There’s a bakery outlet near me that sells “bird bread.”
9 am and they just left. A family of fifteen. Talk about ANIMALS! By the end of the meal, they’d knocked a tray to the ground, there was food everywhere, and 2 of the kids were pooping in the bushes. And they didn’t even pay!! I turned my back for a minute and they’d run off. I’d try to catch them, but 6 ladies just walked in, there’s a group of 7 due any minute, and a party of 16 this afternoon. You’d think they’d have the courtesy to call in a reservation. But of course not. They are TURKEYS after all.
When some people buy a new house they inherit a lawn mower, or even furniture. But when we moved in, we got a whole flock of wild turkeys. The Dole House – our new home – sits atop a hill (Dole Mountain), overlooking a salt marsh, a portion of the Portland Trails hiking system and an Audubon refuge. And YES it is lovely. As the turkeys can attest. B/c daily, like clockwork, they make their way across the land & busy intersections to feast, roost, and do their turkey business in our yard.
These bird sandwiches have become an increasing point of fascination for our entire family. They’re so engrossing, in fact, that we now adjourn upstairs, or to the kitchen, for a good ole dose of (what we term) Turkey TV. All four of us – five including the dog – stand pressed against the windows gazing out in wonder at the prehistoric beasts littering our yard.

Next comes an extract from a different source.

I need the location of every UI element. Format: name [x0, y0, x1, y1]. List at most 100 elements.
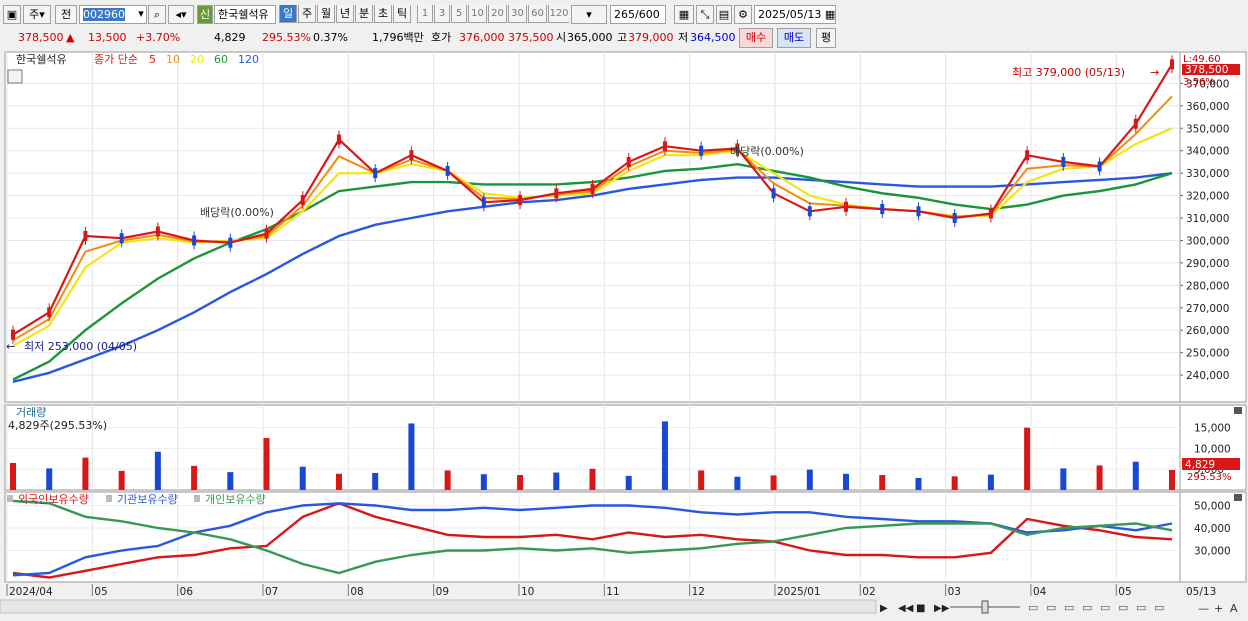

Each & every morning, and sometimes noon & night, I restock the buffet. We have twelve feeders. Several of them are empty w/in an hour or two of being filled.
So we’ve also taken to tossing them seed directly when they show up, much like chicken farmers.
I cannot tell you how funny it is, watching full-grown turkeys hustle up the hill towards us like domesticated pets. They’ve grown so accustomed to the routine, they barely even flinch when the dog comes out. They just keep boogie-ing round the yard on their turkey stilts. Keeping step w/ the sunflower seeds. Vacuuming up every morsel. And fighting.
That’s right. FIGHTING. I’d heard of turkey jerky, but never jerky turkeys. The mommas and babies, you can’t help but go Awwwwww.. but some of the bigger ones are just plain awful.
If I weren’t utterly opposed to firearms, I’d be out there shopping for Thanksgiving. Let’s face it. Turkeys are not the cutest most cuddly birds to begin with. Unless you’re an amorous turkey I’d be hard-pressed to find one appealing. But it’s even harder feeling the love for a big ass bird who’s pecking his much smaller sibling over some free grain. Especially when that trough of freedom overflows 7 days a week w/out fail. Listen up mean turkeys! You better get sweet, and soon, or we might be pulling out the mayo.